Писатель Человеков этого не проповедовал. Он понимает, что не всякий человек способен пережить трагедию, а кто способен — тому не всегда бывают трагические обстоятельства. Трагедия нарочно никем не может быть организована. Понятно также, что там, где могут разбиться корабли, там же могут остаться невредимыми плавать щепки. Если Маяковский, в силу сложных и давних обстоятельств, поднял на себя руку, то молодое советское общество, полюбившее Маяковского задолго до его кончины, в целом здесь не при чем. И нельзя бестактно, как это делает Ермилов, объяснять слова Человекова о поэтическом подвиге и смерти Маяковского как попытку внедрить в современность ветхую теорию о фатальной, вечной трагичности новаторства и прочих вещей. Исторический процесс в нашей стране идет к тому, что трагические формы жизни перевоплощаются в другие формы, возвышенные и напряженные, но не бедственные. Ермилов же, возможно, полагает, что трагедия просто обратится в лирическую комедию, где новаторы и их противники объединятся на общей цветущей лужайке и будут там сидеть с дудочками в руках.

Повторяем, нельзя и ошибочно, во-первых, произвольно и бесконечно широко трактовать текст статьи Человекова, привешивая к этой статье собственные рассуждения Ермилова, и, во-вторых, надо знать, что в новом обществе еще действуют и пережитки старого общества, и новое общество, поэтому, явление более сложное, чем простое и плоско-идеальное отражение его образа в разуме Ермилова.

Если бы Человеков захотел воспользоваться методом Ермилова, то он бы мог сказать, что Ермилов сознательно ставит своего читателя в безвыходное положение. Вот что получается по Ермилову. Если брать не вообще новаторство, а одного великого новатора Маяковского, о котором в точном смысле идет речь в статье Человекова, то по Ермилову получается, что судьба поэта была исполнена наслаждения и непрерывного общественного успеха. Читатель вспомнит, однако, что ведь Маяковский застрелился. Читатель прочтет обильную литературу о действительной истории жизни и работы поэта. И тогда читателю станет ясно, что Ермилов пишет ради какого-то своего расчета, а не в расчете на истину. Далее. Зачем нужно Ермилову проецировать подвиг Маяковского (пусть в неверном изложении Человекова), проецировать судьбу поэта, умершего уже десять лет назад, начавшего свою работу до революции, на судьбу и положение современных, живущих и действующих сегодня социалистических новаторов? Зачем потребовалась такая грубая аналогия Ермилову? Затем, чтобы скомпрометировать Человекова?— Это дело пустяковое. Тогда зачем же допускать и в мыслях то, чего не содержится в современной советской действительности — «трагичности новаторства»,— да еще посредством навешивания своих мыслей на горб другого человека? Не есть ли это обходной, тайный ход Ермилова, средство для компрометации нового общества? — Вот что дает метод Ермилова в применении к нему самому.

Ермилов смутно понимает свою «левую езду» по бумаге и притормаживает блуждающий рассудок. Он декларирует:

[«Наше советское общество качественно отличается от старого общества. Ф. Человекову же кажется особенно тяжелой невозможностью «отделиться от общества»...

Из всего этого не следует, что трагедия того или иного новатора совсем невозможна и в новой действительности, или что новаторство дается легко, не требуя жертв, испытаний, а порой и героизма. Новое всегда рождается с трудом, в борьбе со старым. Здесь возможны трагические случаи. Достаточно представить себе положение, когда по тем или иным причинам новатору не удалось прорваться из непосредственного, плохо сложившегося окружения в «план» большой, подлинной жизни, болезненную усталость, личное одиночество».]

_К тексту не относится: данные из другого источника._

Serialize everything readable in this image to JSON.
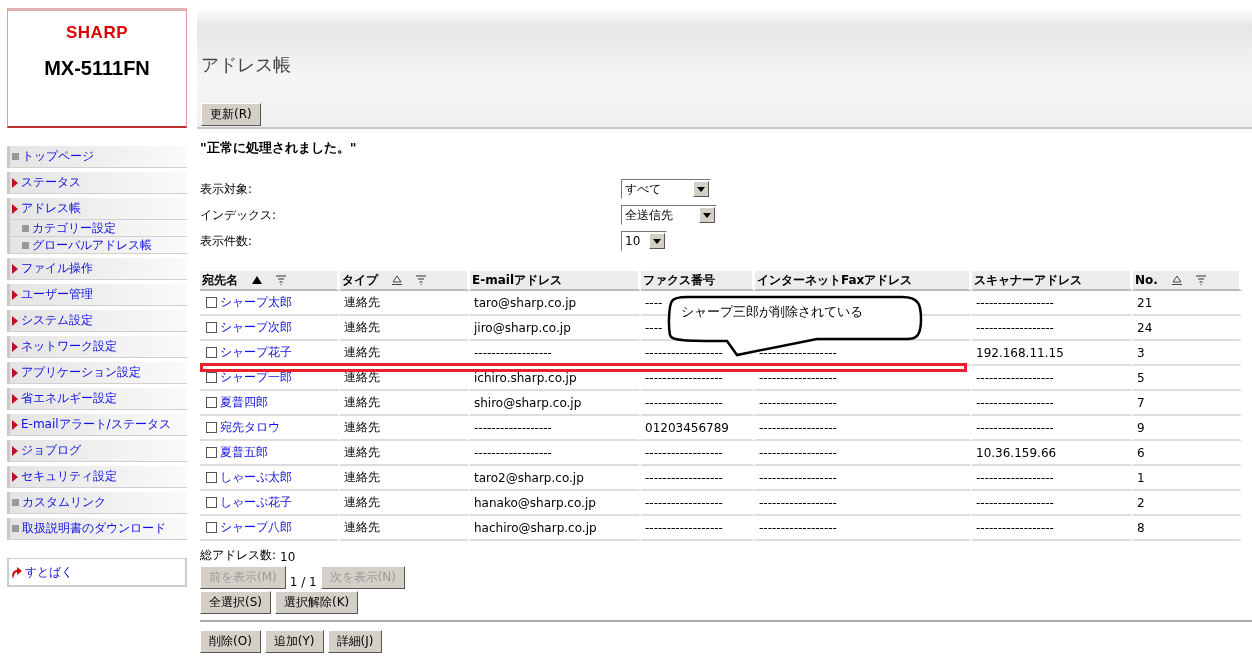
{
  "brand": {
    "logo": "SHARP",
    "model": "MX-5111FN"
  },
  "sidebar": {
    "items": [
      {
        "label": "トップページ",
        "kind": "square"
      },
      {
        "label": "ステータス",
        "kind": "arrow"
      },
      {
        "label": "アドレス帳",
        "kind": "arrow",
        "children": [
          {
            "label": "カテゴリー設定",
            "kind": "square"
          },
          {
            "label": "グローバルアドレス帳",
            "kind": "square"
          }
        ]
      },
      {
        "label": "ファイル操作",
        "kind": "arrow"
      },
      {
        "label": "ユーザー管理",
        "kind": "arrow"
      },
      {
        "label": "システム設定",
        "kind": "arrow"
      },
      {
        "label": "ネットワーク設定",
        "kind": "arrow"
      },
      {
        "label": "アプリケーション設定",
        "kind": "arrow"
      },
      {
        "label": "省エネルギー設定",
        "kind": "arrow"
      },
      {
        "label": "E-mailアラート/ステータス",
        "kind": "arrow"
      },
      {
        "label": "ジョブログ",
        "kind": "arrow"
      },
      {
        "label": "セキュリティ設定",
        "kind": "arrow"
      },
      {
        "label": "カスタムリンク",
        "kind": "square"
      },
      {
        "label": "取扱説明書のダウンロード",
        "kind": "square"
      }
    ],
    "link": "すとばく"
  },
  "page": {
    "title": "アドレス帳",
    "refresh_button": "更新(R)",
    "message": "\"正常に処理されました。\""
  },
  "filters": [
    {
      "label": "表示対象:",
      "value": "すべて"
    },
    {
      "label": "インデックス:",
      "value": "全送信先"
    },
    {
      "label": "表示件数:",
      "value": "10"
    }
  ],
  "table": {
    "columns": [
      {
        "label": "宛先名",
        "sorted": true
      },
      {
        "label": "タイプ",
        "sorted": false
      },
      {
        "label": "E-mailアドレス"
      },
      {
        "label": "ファクス番号"
      },
      {
        "label": "インターネットFaxアドレス"
      },
      {
        "label": "スキャナーアドレス"
      },
      {
        "label": "No.",
        "sorted": false
      }
    ],
    "rows": [
      {
        "checked": false,
        "name": "シャープ太郎",
        "type": "連絡先",
        "email": "taro@sharp.co.jp",
        "fax": "----",
        "scanner": "------------------",
        "no": "21"
      },
      {
        "checked": false,
        "name": "シャープ次郎",
        "type": "連絡先",
        "email": "jiro@sharp.co.jp",
        "fax": "----",
        "scanner": "------------------",
        "no": "24"
      },
      {
        "checked": false,
        "name": "シャープ花子",
        "type": "連絡先",
        "email": "------------------",
        "fax": "------------------",
        "ifax": "------------------",
        "scanner": "192.168.11.15",
        "no": "3"
      },
      {
        "checked": false,
        "name": "シャープ一郎",
        "type": "連絡先",
        "email": "ichiro.sharp.co.jp",
        "fax": "------------------",
        "ifax": "------------------",
        "scanner": "------------------",
        "no": "5"
      },
      {
        "checked": false,
        "name": "夏普四郎",
        "type": "連絡先",
        "email": "shiro@sharp.co.jp",
        "fax": "------------------",
        "ifax": "------------------",
        "scanner": "------------------",
        "no": "7"
      },
      {
        "checked": false,
        "name": "宛先タロウ",
        "type": "連絡先",
        "email": "------------------",
        "fax": "01203456789",
        "ifax": "------------------",
        "scanner": "------------------",
        "no": "9"
      },
      {
        "checked": false,
        "name": "夏普五郎",
        "type": "連絡先",
        "email": "------------------",
        "fax": "------------------",
        "ifax": "------------------",
        "scanner": "10.36.159.66",
        "no": "6"
      },
      {
        "checked": false,
        "name": "しゃーぷ太郎",
        "type": "連絡先",
        "email": "taro2@sharp.co.jp",
        "fax": "------------------",
        "ifax": "------------------",
        "scanner": "------------------",
        "no": "1"
      },
      {
        "checked": false,
        "name": "しゃーぷ花子",
        "type": "連絡先",
        "email": "hanako@sharp.co.jp",
        "fax": "------------------",
        "ifax": "------------------",
        "scanner": "------------------",
        "no": "2"
      },
      {
        "checked": false,
        "name": "シャープ八郎",
        "type": "連絡先",
        "email": "hachiro@sharp.co.jp",
        "fax": "------------------",
        "ifax": "------------------",
        "scanner": "------------------",
        "no": "8"
      }
    ]
  },
  "callout": "シャープ三郎が削除されている",
  "total": {
    "label": "総アドレス数:",
    "value": "10"
  },
  "pager": {
    "prev": {
      "label": "前を表示(M)",
      "disabled": true
    },
    "position": "1 / 1",
    "next": {
      "label": "次を表示(N)",
      "disabled": true
    }
  },
  "select_buttons": [
    {
      "label": "全選択(S)",
      "disabled": false
    },
    {
      "label": "選択解除(K)",
      "disabled": false
    }
  ],
  "action_buttons": [
    {
      "label": "削除(O)",
      "disabled": false
    },
    {
      "label": "追加(Y)",
      "disabled": false
    },
    {
      "label": "詳細(J)",
      "disabled": false
    }
  ]
}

И далее: «От этой трагической возможности очень далеко до трагической нормы». Но разве Человеков говорил о «трагической норме», выводя ее из творческого пути Маяковского? И чего Ермилов так остерегается «трагичности», «подвига», «жертвы»,— ведь это вещи совсем невредные для общества, если только совершать подвиги и приносить жертвы ради того же общества, ради лучших идей и дел прогрессивного человечества.

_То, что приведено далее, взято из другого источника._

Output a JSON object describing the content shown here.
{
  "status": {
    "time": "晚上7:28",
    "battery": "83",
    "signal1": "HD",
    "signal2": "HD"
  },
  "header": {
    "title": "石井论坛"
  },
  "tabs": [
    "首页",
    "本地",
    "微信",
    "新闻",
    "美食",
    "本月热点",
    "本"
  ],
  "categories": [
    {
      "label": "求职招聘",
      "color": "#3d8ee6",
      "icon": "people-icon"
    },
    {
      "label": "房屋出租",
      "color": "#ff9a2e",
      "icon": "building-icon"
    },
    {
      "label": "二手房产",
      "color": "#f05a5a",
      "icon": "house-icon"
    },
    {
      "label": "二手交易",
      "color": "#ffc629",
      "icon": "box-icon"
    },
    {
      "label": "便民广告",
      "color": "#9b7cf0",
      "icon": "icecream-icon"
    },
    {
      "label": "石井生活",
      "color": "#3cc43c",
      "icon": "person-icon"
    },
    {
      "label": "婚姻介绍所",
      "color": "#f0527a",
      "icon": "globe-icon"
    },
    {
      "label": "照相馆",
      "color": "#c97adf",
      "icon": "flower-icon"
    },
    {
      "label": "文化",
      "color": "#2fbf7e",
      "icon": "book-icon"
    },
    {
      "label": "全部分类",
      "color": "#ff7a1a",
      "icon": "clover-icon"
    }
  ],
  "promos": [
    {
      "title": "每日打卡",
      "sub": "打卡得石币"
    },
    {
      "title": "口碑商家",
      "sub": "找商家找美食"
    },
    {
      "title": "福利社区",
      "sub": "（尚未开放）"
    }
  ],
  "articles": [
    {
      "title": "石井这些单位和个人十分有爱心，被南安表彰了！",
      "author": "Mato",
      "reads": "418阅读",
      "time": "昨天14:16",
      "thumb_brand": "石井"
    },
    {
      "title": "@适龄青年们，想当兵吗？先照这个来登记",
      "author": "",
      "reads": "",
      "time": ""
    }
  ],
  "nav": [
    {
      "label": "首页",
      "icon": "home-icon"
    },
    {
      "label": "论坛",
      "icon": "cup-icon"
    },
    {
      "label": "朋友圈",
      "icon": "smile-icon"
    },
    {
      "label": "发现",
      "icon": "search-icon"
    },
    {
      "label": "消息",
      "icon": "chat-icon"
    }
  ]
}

«Ведь новатору прошлых времен некуда было «прорываться», кроме будущего! — сообщает Ермилов. — Поэтому трудность работы была трагической.» Это уже просто бормотание, здесь мысль автора «прогуляла». Выходит, что если бы новатор прошлых времен мог прорываться в прошлое, то его участь не была бы трагической. Это возможно, но это был бы уже ермиловский новатор, рвущийся в прошлое и веселый.